Watch for the AI failure moment. Observe what happens when the AI-generated code doesn’t work. The candidate who says “hmm, let me read what it actually wrote” is demonstrating the skill you’re hiring for. The candidate who immediately re-prompts without understanding the failure is demonstrating the pattern you’re hiring to prevent.
Signals
You’ll know your AI-enabled interview is working when it stops selecting for the people who are best at using Claude Code and starts selecting for the people you’d trust with a pager at 3am.

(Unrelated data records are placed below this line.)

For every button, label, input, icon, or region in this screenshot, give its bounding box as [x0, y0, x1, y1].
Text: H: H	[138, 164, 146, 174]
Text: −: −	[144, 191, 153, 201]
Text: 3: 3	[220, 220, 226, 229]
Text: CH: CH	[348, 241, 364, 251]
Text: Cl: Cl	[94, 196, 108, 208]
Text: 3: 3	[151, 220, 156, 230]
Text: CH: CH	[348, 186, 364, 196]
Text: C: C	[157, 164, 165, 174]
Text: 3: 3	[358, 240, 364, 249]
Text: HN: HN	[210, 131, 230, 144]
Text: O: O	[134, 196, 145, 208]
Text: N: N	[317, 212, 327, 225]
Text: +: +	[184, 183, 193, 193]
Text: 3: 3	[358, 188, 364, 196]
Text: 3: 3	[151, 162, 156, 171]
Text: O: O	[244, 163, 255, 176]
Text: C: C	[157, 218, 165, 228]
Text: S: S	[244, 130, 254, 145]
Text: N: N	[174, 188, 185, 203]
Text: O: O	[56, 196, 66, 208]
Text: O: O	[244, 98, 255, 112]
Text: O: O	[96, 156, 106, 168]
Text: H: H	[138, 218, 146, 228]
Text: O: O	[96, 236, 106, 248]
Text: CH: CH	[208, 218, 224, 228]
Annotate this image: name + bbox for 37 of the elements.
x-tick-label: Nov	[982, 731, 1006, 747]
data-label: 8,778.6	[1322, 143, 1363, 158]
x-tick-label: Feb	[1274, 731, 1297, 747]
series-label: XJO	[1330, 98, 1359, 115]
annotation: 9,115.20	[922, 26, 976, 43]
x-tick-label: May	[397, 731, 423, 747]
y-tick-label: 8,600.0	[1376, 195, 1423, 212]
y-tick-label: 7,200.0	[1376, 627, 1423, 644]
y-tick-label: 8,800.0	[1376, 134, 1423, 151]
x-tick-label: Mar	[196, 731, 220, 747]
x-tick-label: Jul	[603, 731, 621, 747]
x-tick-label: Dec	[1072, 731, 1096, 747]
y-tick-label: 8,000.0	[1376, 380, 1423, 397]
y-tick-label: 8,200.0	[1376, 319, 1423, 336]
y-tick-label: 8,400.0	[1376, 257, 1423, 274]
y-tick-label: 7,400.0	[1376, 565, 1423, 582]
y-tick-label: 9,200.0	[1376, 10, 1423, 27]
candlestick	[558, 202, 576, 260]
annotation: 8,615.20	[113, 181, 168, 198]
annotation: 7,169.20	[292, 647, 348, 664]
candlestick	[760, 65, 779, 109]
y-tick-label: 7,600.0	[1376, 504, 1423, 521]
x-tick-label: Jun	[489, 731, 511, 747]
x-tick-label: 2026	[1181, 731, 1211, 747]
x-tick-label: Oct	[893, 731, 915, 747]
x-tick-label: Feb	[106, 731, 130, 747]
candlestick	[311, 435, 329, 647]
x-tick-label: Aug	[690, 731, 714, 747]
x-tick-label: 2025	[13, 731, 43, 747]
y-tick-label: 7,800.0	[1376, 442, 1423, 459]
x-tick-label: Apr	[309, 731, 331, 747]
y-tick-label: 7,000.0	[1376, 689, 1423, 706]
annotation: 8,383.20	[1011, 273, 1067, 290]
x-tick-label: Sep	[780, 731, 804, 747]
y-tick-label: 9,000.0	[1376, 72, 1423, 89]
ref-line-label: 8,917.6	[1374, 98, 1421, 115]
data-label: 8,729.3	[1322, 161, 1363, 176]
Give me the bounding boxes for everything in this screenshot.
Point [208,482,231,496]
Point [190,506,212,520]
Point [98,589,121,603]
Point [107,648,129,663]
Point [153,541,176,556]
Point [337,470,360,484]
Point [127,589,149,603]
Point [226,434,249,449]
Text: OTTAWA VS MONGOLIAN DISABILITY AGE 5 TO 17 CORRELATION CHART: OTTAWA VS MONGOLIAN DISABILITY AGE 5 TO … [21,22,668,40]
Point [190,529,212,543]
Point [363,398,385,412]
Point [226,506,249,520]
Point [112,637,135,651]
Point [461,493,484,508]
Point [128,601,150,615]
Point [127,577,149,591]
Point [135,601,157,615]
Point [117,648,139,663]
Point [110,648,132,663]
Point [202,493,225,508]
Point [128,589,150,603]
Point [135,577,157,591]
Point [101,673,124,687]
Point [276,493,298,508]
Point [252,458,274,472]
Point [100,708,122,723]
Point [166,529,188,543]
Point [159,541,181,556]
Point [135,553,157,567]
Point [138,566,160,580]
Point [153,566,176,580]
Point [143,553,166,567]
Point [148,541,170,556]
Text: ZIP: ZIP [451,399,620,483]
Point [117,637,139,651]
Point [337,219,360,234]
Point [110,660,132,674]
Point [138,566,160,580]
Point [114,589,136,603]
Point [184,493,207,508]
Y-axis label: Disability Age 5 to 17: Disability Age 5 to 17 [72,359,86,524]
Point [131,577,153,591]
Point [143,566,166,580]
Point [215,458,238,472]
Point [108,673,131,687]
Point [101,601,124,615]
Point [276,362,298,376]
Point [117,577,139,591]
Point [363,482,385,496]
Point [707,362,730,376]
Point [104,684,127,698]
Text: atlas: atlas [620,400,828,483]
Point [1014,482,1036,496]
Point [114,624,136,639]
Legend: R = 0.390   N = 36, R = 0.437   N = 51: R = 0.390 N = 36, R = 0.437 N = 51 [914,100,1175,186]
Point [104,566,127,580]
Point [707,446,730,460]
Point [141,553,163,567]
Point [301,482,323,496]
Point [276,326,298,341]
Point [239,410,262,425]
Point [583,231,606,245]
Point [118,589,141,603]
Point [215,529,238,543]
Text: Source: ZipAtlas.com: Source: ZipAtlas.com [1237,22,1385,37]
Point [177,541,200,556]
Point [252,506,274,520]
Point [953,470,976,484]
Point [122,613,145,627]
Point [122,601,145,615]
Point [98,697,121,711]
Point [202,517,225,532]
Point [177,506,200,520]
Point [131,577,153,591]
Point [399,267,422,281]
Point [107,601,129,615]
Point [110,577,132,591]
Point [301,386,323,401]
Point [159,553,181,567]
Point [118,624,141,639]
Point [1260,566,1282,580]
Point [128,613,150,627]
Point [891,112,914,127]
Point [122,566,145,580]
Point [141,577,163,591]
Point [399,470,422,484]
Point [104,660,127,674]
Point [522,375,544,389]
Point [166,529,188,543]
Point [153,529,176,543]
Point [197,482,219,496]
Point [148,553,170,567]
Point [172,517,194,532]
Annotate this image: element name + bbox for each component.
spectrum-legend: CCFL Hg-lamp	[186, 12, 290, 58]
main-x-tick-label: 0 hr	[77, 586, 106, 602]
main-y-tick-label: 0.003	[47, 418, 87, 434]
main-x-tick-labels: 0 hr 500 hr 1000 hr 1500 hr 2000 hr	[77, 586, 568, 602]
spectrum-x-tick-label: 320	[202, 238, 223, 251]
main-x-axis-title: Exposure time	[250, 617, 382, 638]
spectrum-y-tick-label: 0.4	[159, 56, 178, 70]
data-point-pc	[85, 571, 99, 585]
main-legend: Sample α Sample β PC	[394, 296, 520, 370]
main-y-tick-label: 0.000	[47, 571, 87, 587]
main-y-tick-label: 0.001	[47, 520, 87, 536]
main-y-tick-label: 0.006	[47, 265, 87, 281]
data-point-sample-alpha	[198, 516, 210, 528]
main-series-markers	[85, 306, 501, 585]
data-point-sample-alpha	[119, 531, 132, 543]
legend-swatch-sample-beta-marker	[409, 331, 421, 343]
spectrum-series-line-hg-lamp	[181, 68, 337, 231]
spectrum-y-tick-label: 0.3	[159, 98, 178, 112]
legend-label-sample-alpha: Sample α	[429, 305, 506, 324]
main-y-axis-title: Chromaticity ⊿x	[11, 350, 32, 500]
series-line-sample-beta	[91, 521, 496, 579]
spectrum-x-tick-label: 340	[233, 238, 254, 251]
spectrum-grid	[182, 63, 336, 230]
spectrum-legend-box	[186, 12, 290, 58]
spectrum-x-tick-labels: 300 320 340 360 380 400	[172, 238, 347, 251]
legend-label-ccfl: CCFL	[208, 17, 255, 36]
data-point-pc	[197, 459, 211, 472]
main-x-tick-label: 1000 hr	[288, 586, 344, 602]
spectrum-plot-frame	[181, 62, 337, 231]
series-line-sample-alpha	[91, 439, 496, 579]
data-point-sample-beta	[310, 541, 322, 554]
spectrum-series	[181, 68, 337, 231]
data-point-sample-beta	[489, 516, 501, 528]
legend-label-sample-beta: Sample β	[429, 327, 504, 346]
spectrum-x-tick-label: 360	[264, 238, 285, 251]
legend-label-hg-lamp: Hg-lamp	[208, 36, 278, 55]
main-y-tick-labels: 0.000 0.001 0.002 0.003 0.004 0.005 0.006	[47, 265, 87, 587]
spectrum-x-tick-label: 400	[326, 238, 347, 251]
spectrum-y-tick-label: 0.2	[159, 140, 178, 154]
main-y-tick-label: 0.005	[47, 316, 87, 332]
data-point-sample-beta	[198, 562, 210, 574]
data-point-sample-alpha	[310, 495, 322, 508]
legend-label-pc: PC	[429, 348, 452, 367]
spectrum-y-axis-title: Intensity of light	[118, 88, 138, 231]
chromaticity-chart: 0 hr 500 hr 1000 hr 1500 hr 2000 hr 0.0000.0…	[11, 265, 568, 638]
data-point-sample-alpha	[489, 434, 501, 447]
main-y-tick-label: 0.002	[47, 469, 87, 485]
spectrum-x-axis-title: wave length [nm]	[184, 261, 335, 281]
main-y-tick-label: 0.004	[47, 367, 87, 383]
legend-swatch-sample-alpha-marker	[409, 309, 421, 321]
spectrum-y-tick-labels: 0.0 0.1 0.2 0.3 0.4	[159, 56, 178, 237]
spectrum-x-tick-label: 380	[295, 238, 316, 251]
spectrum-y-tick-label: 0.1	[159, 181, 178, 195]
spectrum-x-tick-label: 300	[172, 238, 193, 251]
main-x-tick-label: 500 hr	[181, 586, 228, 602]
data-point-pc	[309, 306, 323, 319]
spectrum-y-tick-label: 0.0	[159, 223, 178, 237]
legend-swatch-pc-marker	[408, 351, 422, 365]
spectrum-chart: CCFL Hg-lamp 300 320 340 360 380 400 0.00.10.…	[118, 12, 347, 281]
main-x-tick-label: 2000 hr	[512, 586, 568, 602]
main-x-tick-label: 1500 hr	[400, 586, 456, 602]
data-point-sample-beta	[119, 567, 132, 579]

When the candidates you hire demonstrate fractal knowledge about the systems they build, not just fluency about the systems they’ve read about. When the evaluation rubric captures judgment as reliably as it captures output. When the interview feels like working alongside someone, not watching someone perform.
Swizec is right that the old interview, the whiteboard, the leetcode, the memorized algorithm, was already measuring the wrong thing. His replacement is better. The question now is whether the evaluation layer can keep up with what the tools have changed. AI raised the floor of what a candidate can produce in an hour. The interview’s job is to find the ceiling of what they understand about what they produced. That gap between production and understanding is where engineering lives. It’s also where hiring lives, if you know how to look for it.